Many instances of accusations related to criminal charges in Georgia result in plea bargains inside the criminal justice system. As part of a plea bargain, the accused individual agrees to plead guilty to some or all of the charges he or she is facing in exchange for concessions from the prosecutor, such as a reduced sentence or other considerations. Plea bargains are primarily viewed as an expedient method of handling cases for the criminal justice system and are somewhat common.
To reduce the punishment the accused individual will receive, a plea bargain may include fewer charges or lesser charges than the ones the accused individual was originally charged with. In addition, the prosecutor may recommend a reduced sentence to the judge for the accused individual in exchange for a plea bargain. The role of judges in the plea bargaining process varies by jurisdiction and circumstances.
The plea bargaining process may sometimes cause concerns because it requires the accused individual to waive certain important rights, including the right to a jury trial, the right to confront witnesses against him or her and the right against self incrimination. As a result, it is important to understand the plea bargaining process and how it applies to your case, situation and circumstances. Plea bargains must also be entered into voluntarily and the accused individual must understand the consequences of the plea bargain.

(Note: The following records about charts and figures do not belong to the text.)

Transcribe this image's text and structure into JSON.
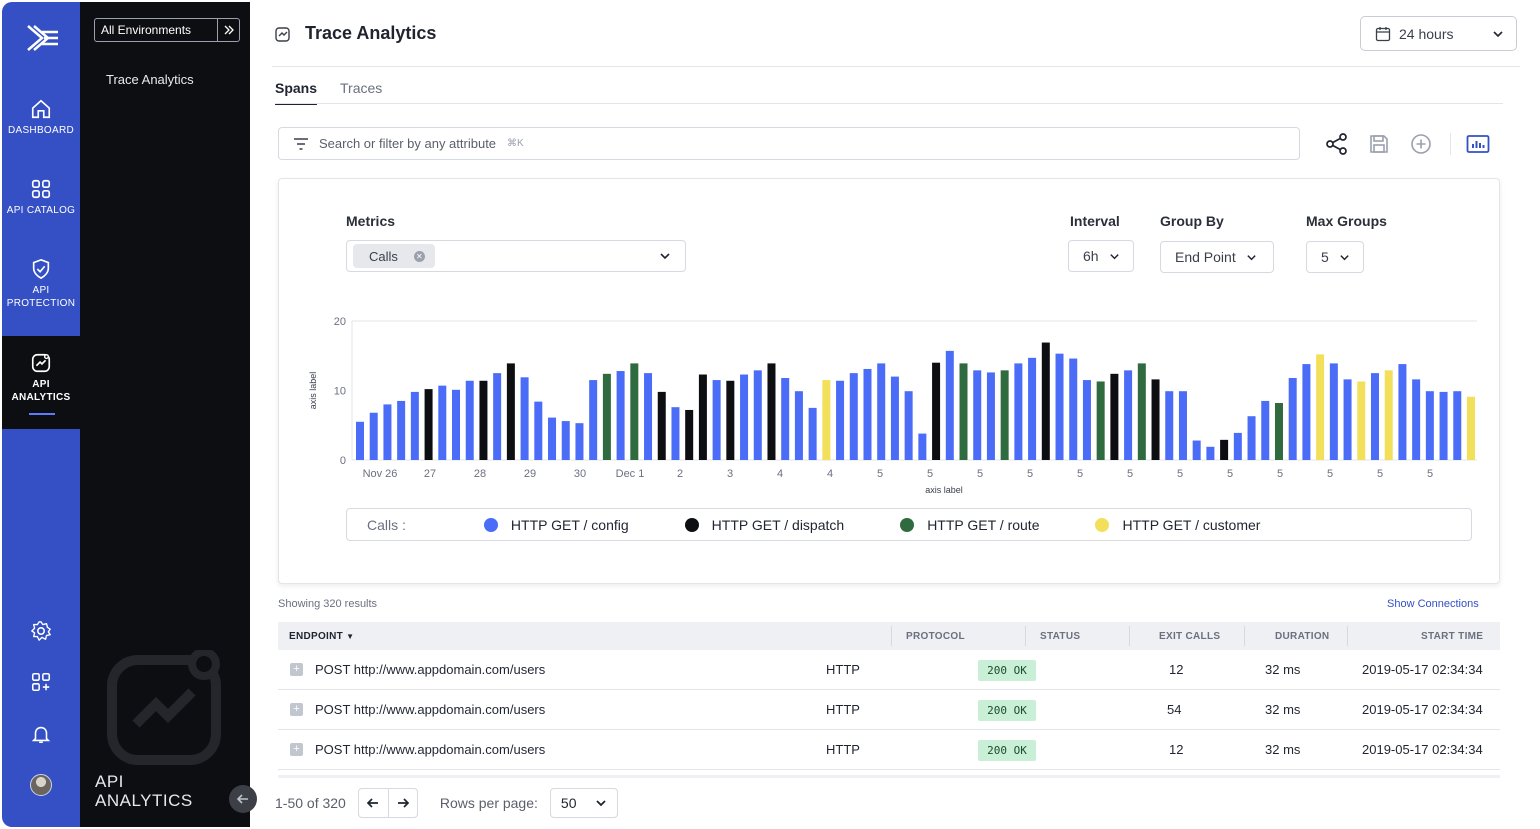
{
  "rail": {
    "items": [
      {
        "label": "DASHBOARD",
        "icon": "home-icon"
      },
      {
        "label": "API CATALOG",
        "icon": "grid-icon"
      },
      {
        "label": "API PROTECTION",
        "icon": "shield-icon"
      },
      {
        "label": "API ANALYTICS",
        "icon": "analytics-icon"
      }
    ],
    "bottom_icons": [
      "settings-icon",
      "add-widget-icon",
      "bell-icon",
      "user-avatar"
    ]
  },
  "subpanel": {
    "environment": "All Environments",
    "nav_link": "Trace Analytics",
    "section_title_line1": "API",
    "section_title_line2": "ANALYTICS"
  },
  "header": {
    "title": "Trace Analytics",
    "time_range": "24 hours"
  },
  "tabs": [
    {
      "label": "Spans",
      "active": true
    },
    {
      "label": "Traces",
      "active": false
    }
  ],
  "search": {
    "placeholder": "Search or filter by any attribute",
    "shortcut": "⌘K"
  },
  "toolbar": {
    "icons": [
      "share-icon",
      "save-icon",
      "add-circle-icon",
      "chart-view-icon"
    ]
  },
  "controls": {
    "metrics_label": "Metrics",
    "metrics_chip": "Calls",
    "interval_label": "Interval",
    "interval_value": "6h",
    "groupby_label": "Group By",
    "groupby_value": "End Point",
    "maxgroups_label": "Max Groups",
    "maxgroups_value": "5"
  },
  "chart_data": {
    "type": "bar",
    "xlabel": "axis label",
    "ylabel": "axis label",
    "ylim": [
      0,
      20
    ],
    "yticks": [
      0,
      10,
      20
    ],
    "grid": false,
    "xtick_labels": [
      "Nov 26",
      "27",
      "28",
      "29",
      "30",
      "Dec 1",
      "2",
      "3",
      "4",
      "4",
      "5",
      "5",
      "5",
      "5",
      "5",
      "5",
      "5",
      "5",
      "5",
      "5",
      "5",
      "5"
    ],
    "legend_title": "Calls :",
    "series": [
      {
        "name": "HTTP GET / config",
        "color": "#4a6cf7"
      },
      {
        "name": "HTTP GET / dispatch",
        "color": "#0d0e12"
      },
      {
        "name": "HTTP GET / route",
        "color": "#2f6b3f"
      },
      {
        "name": "HTTP GET / customer",
        "color": "#f2e05a"
      }
    ],
    "bars": [
      [
        5.5,
        0
      ],
      [
        6.8,
        0
      ],
      [
        8,
        0
      ],
      [
        8.5,
        0
      ],
      [
        9.8,
        0
      ],
      [
        10.2,
        1
      ],
      [
        10.7,
        0
      ],
      [
        10.1,
        0
      ],
      [
        11.4,
        0
      ],
      [
        11.4,
        1
      ],
      [
        12.5,
        0
      ],
      [
        13.9,
        1
      ],
      [
        11.9,
        0
      ],
      [
        8.4,
        0
      ],
      [
        6.1,
        0
      ],
      [
        5.6,
        0
      ],
      [
        5.3,
        0
      ],
      [
        11.5,
        0
      ],
      [
        12.4,
        2
      ],
      [
        12.8,
        0
      ],
      [
        13.9,
        2
      ],
      [
        12.5,
        0
      ],
      [
        9.8,
        1
      ],
      [
        7.6,
        0
      ],
      [
        7.2,
        1
      ],
      [
        12.3,
        1
      ],
      [
        11.5,
        0
      ],
      [
        11.4,
        1
      ],
      [
        12.3,
        0
      ],
      [
        12.9,
        0
      ],
      [
        13.9,
        1
      ],
      [
        11.8,
        0
      ],
      [
        9.9,
        0
      ],
      [
        7.5,
        0
      ],
      [
        11.5,
        3
      ],
      [
        11.4,
        0
      ],
      [
        12.5,
        0
      ],
      [
        13.1,
        0
      ],
      [
        13.9,
        0
      ],
      [
        12.0,
        0
      ],
      [
        9.9,
        0
      ],
      [
        3.8,
        0
      ],
      [
        14.0,
        1
      ],
      [
        15.7,
        0
      ],
      [
        13.9,
        2
      ],
      [
        12.9,
        0
      ],
      [
        12.6,
        0
      ],
      [
        12.9,
        2
      ],
      [
        13.9,
        0
      ],
      [
        14.7,
        0
      ],
      [
        16.9,
        1
      ],
      [
        15.3,
        0
      ],
      [
        14.6,
        0
      ],
      [
        11.5,
        0
      ],
      [
        11.3,
        2
      ],
      [
        12.4,
        1
      ],
      [
        12.9,
        0
      ],
      [
        13.9,
        2
      ],
      [
        11.6,
        1
      ],
      [
        9.9,
        0
      ],
      [
        9.9,
        0
      ],
      [
        2.8,
        0
      ],
      [
        1.9,
        0
      ],
      [
        2.9,
        1
      ],
      [
        3.9,
        0
      ],
      [
        6.3,
        0
      ],
      [
        8.5,
        0
      ],
      [
        8.2,
        2
      ],
      [
        11.8,
        0
      ],
      [
        13.8,
        0
      ],
      [
        15.2,
        3
      ],
      [
        13.9,
        0
      ],
      [
        11.6,
        0
      ],
      [
        11.3,
        3
      ],
      [
        12.5,
        0
      ],
      [
        12.9,
        3
      ],
      [
        13.8,
        0
      ],
      [
        11.6,
        0
      ],
      [
        9.9,
        0
      ],
      [
        9.8,
        0
      ],
      [
        9.9,
        0
      ],
      [
        9.1,
        3
      ]
    ]
  },
  "table": {
    "showing": "Showing 320 results",
    "show_connections": "Show Connections",
    "columns": [
      "ENDPOINT",
      "PROTOCOL",
      "STATUS",
      "EXIT CALLS",
      "DURATION",
      "START TIME"
    ],
    "rows": [
      {
        "endpoint": "POST http://www.appdomain.com/users",
        "protocol": "HTTP",
        "status": "200 OK",
        "exit_calls": "12",
        "duration": "32 ms",
        "start_time": "2019-05-17 02:34:34"
      },
      {
        "endpoint": "POST http://www.appdomain.com/users",
        "protocol": "HTTP",
        "status": "200 OK",
        "exit_calls": "54",
        "duration": "32 ms",
        "start_time": "2019-05-17 02:34:34"
      },
      {
        "endpoint": "POST http://www.appdomain.com/users",
        "protocol": "HTTP",
        "status": "200 OK",
        "exit_calls": "12",
        "duration": "32 ms",
        "start_time": "2019-05-17 02:34:34"
      }
    ]
  },
  "pagination": {
    "range": "1-50 of 320",
    "rows_per_page_label": "Rows per page:",
    "rows_per_page": "50"
  }
}
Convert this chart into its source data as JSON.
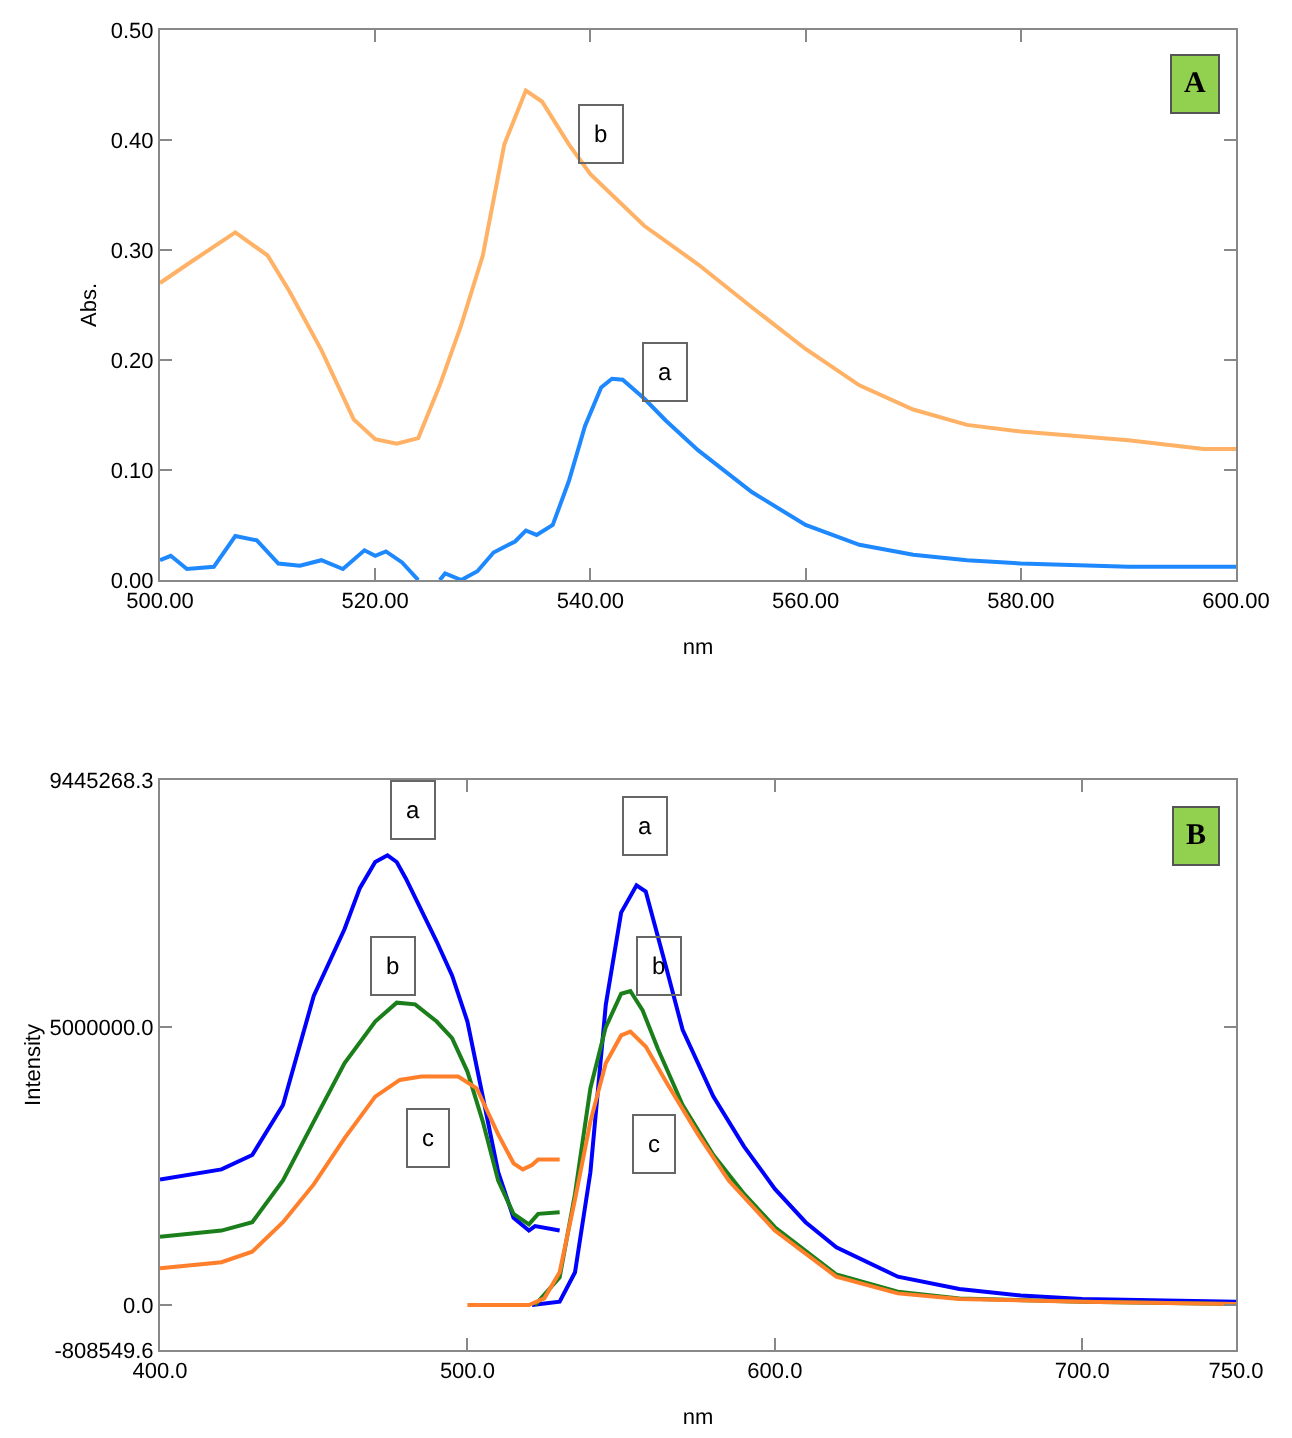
{
  "chart_data": [
    {
      "type": "line",
      "xlabel": "nm",
      "ylabel": "Abs.",
      "xlim": [
        500,
        600
      ],
      "ylim": [
        0,
        0.5
      ],
      "xticks": [
        {
          "value": 500,
          "label": "500.00"
        },
        {
          "value": 520,
          "label": "520.00"
        },
        {
          "value": 540,
          "label": "540.00"
        },
        {
          "value": 560,
          "label": "560.00"
        },
        {
          "value": 580,
          "label": "580.00"
        },
        {
          "value": 600,
          "label": "600.00"
        }
      ],
      "yticks": [
        {
          "value": 0,
          "label": "0.00"
        },
        {
          "value": 0.1,
          "label": "0.10"
        },
        {
          "value": 0.2,
          "label": "0.20"
        },
        {
          "value": 0.3,
          "label": "0.30"
        },
        {
          "value": 0.4,
          "label": "0.40"
        },
        {
          "value": 0.5,
          "label": "0.50"
        }
      ],
      "series": [
        {
          "color": "#1e88ff",
          "x": [
            500,
            501,
            502.5,
            505,
            507,
            509,
            511,
            513,
            515,
            517,
            519,
            520,
            521,
            522.5,
            524,
            525,
            526,
            526.5,
            528,
            529.5,
            531,
            533,
            534,
            535,
            536.5,
            538,
            539.5,
            541,
            542,
            543,
            545,
            547,
            550,
            555,
            560,
            565,
            570,
            575,
            580,
            590,
            600
          ],
          "values": [
            0.018,
            0.022,
            0.01,
            0.012,
            0.04,
            0.036,
            0.015,
            0.013,
            0.018,
            0.01,
            0.027,
            0.022,
            0.026,
            0.016,
            0.0,
            null,
            0.0,
            0.006,
            0.0,
            0.008,
            0.025,
            0.035,
            0.045,
            0.041,
            0.05,
            0.09,
            0.14,
            0.175,
            0.183,
            0.182,
            0.165,
            0.145,
            0.118,
            0.08,
            0.05,
            0.032,
            0.023,
            0.018,
            0.015,
            0.012,
            0.012
          ]
        },
        {
          "color": "#ffb266",
          "x": [
            500,
            503,
            507,
            510,
            512,
            515,
            518,
            520,
            522,
            524,
            526,
            528,
            530,
            532,
            534,
            535.5,
            538,
            540,
            545,
            550,
            555,
            560,
            565,
            570,
            575,
            580,
            590,
            597,
            600
          ],
          "values": [
            0.27,
            0.29,
            0.316,
            0.295,
            0.263,
            0.209,
            0.146,
            0.128,
            0.124,
            0.129,
            0.177,
            0.232,
            0.295,
            0.396,
            0.445,
            0.435,
            0.396,
            0.369,
            0.322,
            0.287,
            0.248,
            0.21,
            0.177,
            0.155,
            0.141,
            0.135,
            0.127,
            0.119,
            0.119
          ]
        }
      ],
      "annotations": [
        {
          "text": "b",
          "x": 541,
          "y": 0.405
        },
        {
          "text": "a",
          "x": 547,
          "y": 0.19
        },
        "A"
      ]
    },
    {
      "type": "line",
      "xlabel": "nm",
      "ylabel": "Intensity",
      "xlim": [
        400,
        750
      ],
      "ylim": [
        -808549.6,
        9445268.3
      ],
      "xticks": [
        {
          "value": 400,
          "label": "400.0"
        },
        {
          "value": 500,
          "label": "500.0"
        },
        {
          "value": 600,
          "label": "600.0"
        },
        {
          "value": 700,
          "label": "700.0"
        },
        {
          "value": 750,
          "label": "750.0"
        }
      ],
      "yticks": [
        {
          "value": -808549.6,
          "label": "-808549.6"
        },
        {
          "value": 0,
          "label": "0.0"
        },
        {
          "value": 5000000,
          "label": "5000000.0"
        },
        {
          "value": 9445268.3,
          "label": "9445268.3"
        }
      ],
      "series": [
        {
          "color": "#0000ff",
          "x": [
            400,
            420,
            430,
            440,
            450,
            460,
            465,
            470,
            474,
            477,
            480,
            490,
            495,
            500,
            505,
            510,
            515,
            520,
            522,
            530
          ],
          "values": [
            2260000,
            2440000,
            2700000,
            3600000,
            5560000,
            6760000,
            7500000,
            7970000,
            8090000,
            7970000,
            7670000,
            6540000,
            5930000,
            5100000,
            3750000,
            2390000,
            1570000,
            1340000,
            1420000,
            1340000
          ]
        },
        {
          "color": "#1a7f1a",
          "x": [
            400,
            420,
            430,
            440,
            450,
            460,
            470,
            477,
            483,
            490,
            495,
            500,
            505,
            510,
            515,
            520,
            523,
            530
          ],
          "values": [
            1230000,
            1340000,
            1490000,
            2240000,
            3300000,
            4350000,
            5100000,
            5440000,
            5410000,
            5100000,
            4800000,
            4200000,
            3300000,
            2240000,
            1640000,
            1450000,
            1640000,
            1670000
          ]
        },
        {
          "color": "#ff7f2a",
          "x": [
            400,
            420,
            430,
            440,
            450,
            460,
            470,
            478,
            485,
            497,
            503,
            510,
            515,
            518,
            521,
            523,
            530
          ],
          "values": [
            660000,
            770000,
            960000,
            1490000,
            2170000,
            3000000,
            3750000,
            4050000,
            4110000,
            4110000,
            3900000,
            3070000,
            2550000,
            2440000,
            2520000,
            2620000,
            2620000
          ]
        },
        {
          "color": "#0000ff",
          "x": [
            521,
            530,
            535,
            540,
            545,
            550,
            555,
            558,
            565,
            570,
            580,
            590,
            600,
            610,
            620,
            640,
            660,
            680,
            700,
            750
          ],
          "values": [
            0,
            60000,
            590000,
            2390000,
            5400000,
            7060000,
            7550000,
            7440000,
            6000000,
            4950000,
            3750000,
            2850000,
            2090000,
            1490000,
            1040000,
            510000,
            290000,
            170000,
            110000,
            60000
          ]
        },
        {
          "color": "#1a7f1a",
          "x": [
            522,
            530,
            535,
            540,
            545,
            550,
            553,
            557,
            562,
            570,
            580,
            590,
            600,
            620,
            640,
            660,
            700,
            750
          ],
          "values": [
            0,
            500000,
            2000000,
            3900000,
            5000000,
            5600000,
            5650000,
            5300000,
            4600000,
            3600000,
            2700000,
            2000000,
            1400000,
            550000,
            240000,
            120000,
            60000,
            20000
          ]
        },
        {
          "color": "#ff7f2a",
          "x": [
            500,
            520,
            525,
            530,
            535,
            540,
            545,
            550,
            553,
            558,
            565,
            575,
            585,
            600,
            620,
            640,
            660,
            700,
            750
          ],
          "values": [
            0,
            0,
            120000,
            590000,
            1900000,
            3300000,
            4350000,
            4850000,
            4920000,
            4650000,
            3980000,
            3070000,
            2240000,
            1340000,
            510000,
            210000,
            110000,
            60000,
            20000
          ]
        }
      ],
      "annotations": [
        {
          "text": "a",
          "x": 482,
          "y": 8900000
        },
        {
          "text": "b",
          "x": 476,
          "y": 6100000
        },
        {
          "text": "c",
          "x": 487,
          "y": 3000000
        },
        {
          "text": "a",
          "x": 558,
          "y": 8600000
        },
        {
          "text": "b",
          "x": 562,
          "y": 6100000
        },
        {
          "text": "c",
          "x": 561,
          "y": 2900000
        },
        "B"
      ]
    }
  ]
}
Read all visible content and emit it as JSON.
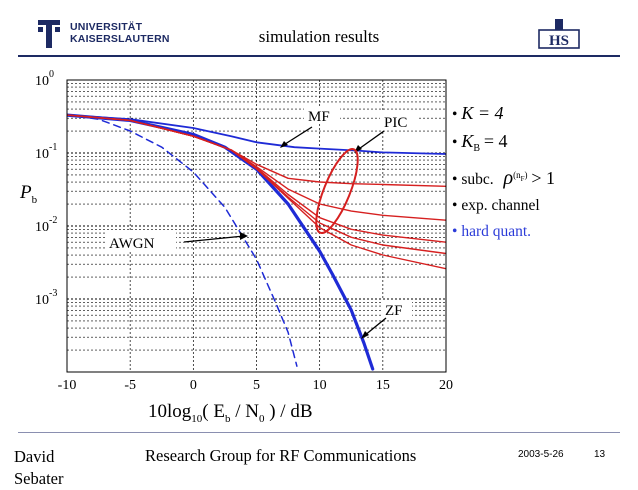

Plea bargains, based on plea negotiations with the prosecution, are considered contracts and if broken, an accused individual may be permitted to withdraw a guilty plea, the prosecutor may have to offer some other plea arrangement or judge may assign some other remedy. Plea bargains can be beneficial to accused individuals in some circumstances in Georgia, but because of their implications, there are important protections associated with plea bargains to be aware of and fully understand.